In his old age, he became more tender, maybe even a little cuter. He was more vocal, walking around the house meowing at no one like an old man talking to himself. He still terrorized small woodland creatures, but he slowed down. He got in less fights.

And eventually, Kitty died.

He died at the veterinarian’s, overnight, in a cage. He was probably scared, stressed, and alone, away from his home and his people and everything he’d known for 17 years. I don’t want to consider even the tiniest possibility that he felt abandoned during his last hours of life. I can’t help but cry at the image of him lying in a cage, feeling lost and confused because his humans left him to die.

If only he had held on until my mom returned to the vet. If only he could have been brought back to die in peace at his home.

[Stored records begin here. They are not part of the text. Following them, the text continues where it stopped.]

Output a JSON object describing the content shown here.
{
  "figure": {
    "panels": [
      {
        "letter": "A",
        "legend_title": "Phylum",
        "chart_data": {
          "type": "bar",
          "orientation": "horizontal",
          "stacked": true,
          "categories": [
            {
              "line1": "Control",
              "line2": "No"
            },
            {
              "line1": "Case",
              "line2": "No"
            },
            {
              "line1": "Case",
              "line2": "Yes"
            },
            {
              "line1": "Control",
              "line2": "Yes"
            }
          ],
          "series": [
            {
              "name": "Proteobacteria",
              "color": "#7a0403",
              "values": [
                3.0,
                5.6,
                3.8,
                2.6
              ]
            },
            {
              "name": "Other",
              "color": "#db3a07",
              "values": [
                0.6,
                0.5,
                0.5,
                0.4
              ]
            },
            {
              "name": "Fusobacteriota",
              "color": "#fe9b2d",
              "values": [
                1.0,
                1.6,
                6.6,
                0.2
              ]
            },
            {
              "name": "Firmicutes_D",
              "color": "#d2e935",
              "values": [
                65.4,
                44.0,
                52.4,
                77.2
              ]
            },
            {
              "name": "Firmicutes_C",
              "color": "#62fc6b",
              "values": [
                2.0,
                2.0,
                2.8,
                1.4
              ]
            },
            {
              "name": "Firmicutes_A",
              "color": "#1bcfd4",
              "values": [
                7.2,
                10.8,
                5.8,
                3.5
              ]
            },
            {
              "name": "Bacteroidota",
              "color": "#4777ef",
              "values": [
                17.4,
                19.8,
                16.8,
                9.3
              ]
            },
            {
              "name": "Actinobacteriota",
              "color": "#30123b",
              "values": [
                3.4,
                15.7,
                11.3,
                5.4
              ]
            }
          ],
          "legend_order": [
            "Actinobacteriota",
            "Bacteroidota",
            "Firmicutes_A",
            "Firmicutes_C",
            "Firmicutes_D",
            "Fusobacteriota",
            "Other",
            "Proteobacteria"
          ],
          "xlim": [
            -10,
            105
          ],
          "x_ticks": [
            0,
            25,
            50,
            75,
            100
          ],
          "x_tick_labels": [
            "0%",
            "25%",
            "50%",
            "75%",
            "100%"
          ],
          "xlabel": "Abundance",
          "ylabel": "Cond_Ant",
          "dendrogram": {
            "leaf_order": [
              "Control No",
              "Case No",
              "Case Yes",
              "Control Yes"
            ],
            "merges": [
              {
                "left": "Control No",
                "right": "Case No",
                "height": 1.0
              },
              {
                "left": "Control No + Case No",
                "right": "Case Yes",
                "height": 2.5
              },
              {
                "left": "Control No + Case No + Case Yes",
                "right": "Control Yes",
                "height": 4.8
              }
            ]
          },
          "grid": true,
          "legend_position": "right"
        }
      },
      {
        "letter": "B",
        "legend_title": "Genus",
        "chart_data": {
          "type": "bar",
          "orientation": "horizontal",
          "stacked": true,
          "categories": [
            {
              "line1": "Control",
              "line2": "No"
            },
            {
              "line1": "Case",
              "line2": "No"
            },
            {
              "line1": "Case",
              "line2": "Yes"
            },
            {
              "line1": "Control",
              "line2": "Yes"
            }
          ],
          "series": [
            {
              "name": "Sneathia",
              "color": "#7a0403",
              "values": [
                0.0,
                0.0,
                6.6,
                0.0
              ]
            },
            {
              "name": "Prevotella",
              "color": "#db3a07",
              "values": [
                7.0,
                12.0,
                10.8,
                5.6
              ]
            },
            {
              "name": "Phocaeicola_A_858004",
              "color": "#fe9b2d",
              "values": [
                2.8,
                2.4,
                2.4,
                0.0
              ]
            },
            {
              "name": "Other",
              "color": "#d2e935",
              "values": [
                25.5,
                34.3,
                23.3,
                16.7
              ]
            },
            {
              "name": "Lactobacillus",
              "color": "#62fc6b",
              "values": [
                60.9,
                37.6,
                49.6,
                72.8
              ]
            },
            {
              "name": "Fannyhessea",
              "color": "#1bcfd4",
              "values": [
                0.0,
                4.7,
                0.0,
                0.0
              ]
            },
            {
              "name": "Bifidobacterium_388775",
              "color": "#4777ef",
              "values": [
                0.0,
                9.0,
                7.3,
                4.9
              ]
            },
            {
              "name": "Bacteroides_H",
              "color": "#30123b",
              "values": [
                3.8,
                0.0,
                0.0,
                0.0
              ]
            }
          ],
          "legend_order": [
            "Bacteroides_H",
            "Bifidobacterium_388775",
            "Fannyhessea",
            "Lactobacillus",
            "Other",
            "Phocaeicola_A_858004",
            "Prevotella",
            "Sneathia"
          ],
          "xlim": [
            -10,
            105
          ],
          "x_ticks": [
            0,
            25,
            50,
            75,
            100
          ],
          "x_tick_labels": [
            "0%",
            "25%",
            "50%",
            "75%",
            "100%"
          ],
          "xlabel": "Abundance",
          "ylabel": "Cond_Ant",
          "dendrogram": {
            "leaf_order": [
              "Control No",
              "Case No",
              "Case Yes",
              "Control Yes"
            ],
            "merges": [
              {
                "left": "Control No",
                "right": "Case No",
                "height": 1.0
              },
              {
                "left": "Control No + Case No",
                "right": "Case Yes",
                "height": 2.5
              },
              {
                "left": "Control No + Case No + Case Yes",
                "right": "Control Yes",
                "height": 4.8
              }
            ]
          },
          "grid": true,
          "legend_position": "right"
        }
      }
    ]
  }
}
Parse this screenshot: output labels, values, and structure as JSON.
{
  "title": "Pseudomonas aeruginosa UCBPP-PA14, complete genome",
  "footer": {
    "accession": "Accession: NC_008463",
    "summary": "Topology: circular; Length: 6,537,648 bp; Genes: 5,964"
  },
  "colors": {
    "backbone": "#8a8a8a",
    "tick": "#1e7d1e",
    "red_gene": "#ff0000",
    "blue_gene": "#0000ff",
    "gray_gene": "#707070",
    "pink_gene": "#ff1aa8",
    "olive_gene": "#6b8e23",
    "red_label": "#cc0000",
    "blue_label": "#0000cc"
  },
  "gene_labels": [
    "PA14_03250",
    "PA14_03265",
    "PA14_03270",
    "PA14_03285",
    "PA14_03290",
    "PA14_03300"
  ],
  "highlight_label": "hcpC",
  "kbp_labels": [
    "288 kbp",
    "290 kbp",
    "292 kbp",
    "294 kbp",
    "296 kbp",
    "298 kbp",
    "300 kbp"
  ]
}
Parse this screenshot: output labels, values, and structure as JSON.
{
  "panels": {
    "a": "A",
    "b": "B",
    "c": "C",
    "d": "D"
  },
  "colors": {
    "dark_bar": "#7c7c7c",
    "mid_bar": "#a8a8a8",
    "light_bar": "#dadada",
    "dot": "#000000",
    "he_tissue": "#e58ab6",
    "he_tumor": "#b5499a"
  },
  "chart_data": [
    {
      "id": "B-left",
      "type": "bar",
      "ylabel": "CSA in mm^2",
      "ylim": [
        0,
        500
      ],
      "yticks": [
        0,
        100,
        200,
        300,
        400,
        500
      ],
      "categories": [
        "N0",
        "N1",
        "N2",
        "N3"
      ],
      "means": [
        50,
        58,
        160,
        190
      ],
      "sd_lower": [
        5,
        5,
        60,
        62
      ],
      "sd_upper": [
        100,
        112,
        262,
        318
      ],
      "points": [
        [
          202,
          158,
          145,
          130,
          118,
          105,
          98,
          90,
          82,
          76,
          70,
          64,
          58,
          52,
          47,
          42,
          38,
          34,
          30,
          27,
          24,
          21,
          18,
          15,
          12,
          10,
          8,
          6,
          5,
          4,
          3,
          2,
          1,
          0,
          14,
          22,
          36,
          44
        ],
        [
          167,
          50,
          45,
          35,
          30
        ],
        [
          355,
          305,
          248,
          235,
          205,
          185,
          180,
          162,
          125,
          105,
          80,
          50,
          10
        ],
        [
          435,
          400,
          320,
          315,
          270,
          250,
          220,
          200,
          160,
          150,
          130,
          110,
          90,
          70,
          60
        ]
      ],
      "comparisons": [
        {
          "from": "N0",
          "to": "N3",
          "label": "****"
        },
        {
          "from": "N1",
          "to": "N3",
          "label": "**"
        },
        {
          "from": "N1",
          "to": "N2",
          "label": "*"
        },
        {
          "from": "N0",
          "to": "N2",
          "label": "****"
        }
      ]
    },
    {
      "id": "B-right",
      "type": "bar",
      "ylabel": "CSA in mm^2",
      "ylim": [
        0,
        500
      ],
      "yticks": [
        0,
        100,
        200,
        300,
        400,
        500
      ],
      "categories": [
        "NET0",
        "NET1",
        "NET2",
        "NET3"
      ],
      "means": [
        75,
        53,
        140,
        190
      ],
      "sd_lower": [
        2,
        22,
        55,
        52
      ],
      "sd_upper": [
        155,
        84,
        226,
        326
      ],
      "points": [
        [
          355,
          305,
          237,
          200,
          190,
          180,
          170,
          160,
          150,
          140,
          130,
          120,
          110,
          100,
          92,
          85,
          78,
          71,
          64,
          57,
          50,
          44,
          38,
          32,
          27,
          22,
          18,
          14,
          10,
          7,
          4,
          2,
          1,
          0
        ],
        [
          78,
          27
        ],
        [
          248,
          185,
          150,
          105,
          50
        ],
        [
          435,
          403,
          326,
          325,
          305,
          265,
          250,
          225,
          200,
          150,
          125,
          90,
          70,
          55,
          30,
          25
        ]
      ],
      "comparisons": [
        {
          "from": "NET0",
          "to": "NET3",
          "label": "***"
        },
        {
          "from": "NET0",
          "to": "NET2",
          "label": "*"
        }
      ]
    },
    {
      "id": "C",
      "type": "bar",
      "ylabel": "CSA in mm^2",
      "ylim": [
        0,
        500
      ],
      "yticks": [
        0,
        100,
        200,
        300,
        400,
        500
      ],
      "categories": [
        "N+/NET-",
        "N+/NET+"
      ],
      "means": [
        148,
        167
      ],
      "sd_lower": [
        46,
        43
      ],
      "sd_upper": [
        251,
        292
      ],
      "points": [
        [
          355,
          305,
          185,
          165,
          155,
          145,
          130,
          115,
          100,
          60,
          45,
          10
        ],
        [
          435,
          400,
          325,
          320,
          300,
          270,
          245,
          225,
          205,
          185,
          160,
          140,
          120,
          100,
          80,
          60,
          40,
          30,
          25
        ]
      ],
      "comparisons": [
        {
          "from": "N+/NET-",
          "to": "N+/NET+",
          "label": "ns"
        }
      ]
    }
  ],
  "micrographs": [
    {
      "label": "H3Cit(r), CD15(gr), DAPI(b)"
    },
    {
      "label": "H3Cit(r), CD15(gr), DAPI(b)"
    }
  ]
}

Humans always seek understanding when they lose something they love. We try to find some lessons we learned, some meaning in our experience of life and death. But I don’t see any meaning in Kitty’s death. I feel angry and sad about the way he died. And I feel happy and grateful for the life he had. It was long and good.

But not long enough. Life is the most precious resource in the universe. It’s precious because it’s scarce, because there is never enough of it.

Kitty’s 17 years were all the years he’ll ever have, and all the years we’ll ever have with him. There is, after all, no cat heaven. And even if there was, I suspect it would be unfairly segregated from dog heaven, which is something Kitty and Amos would not abide.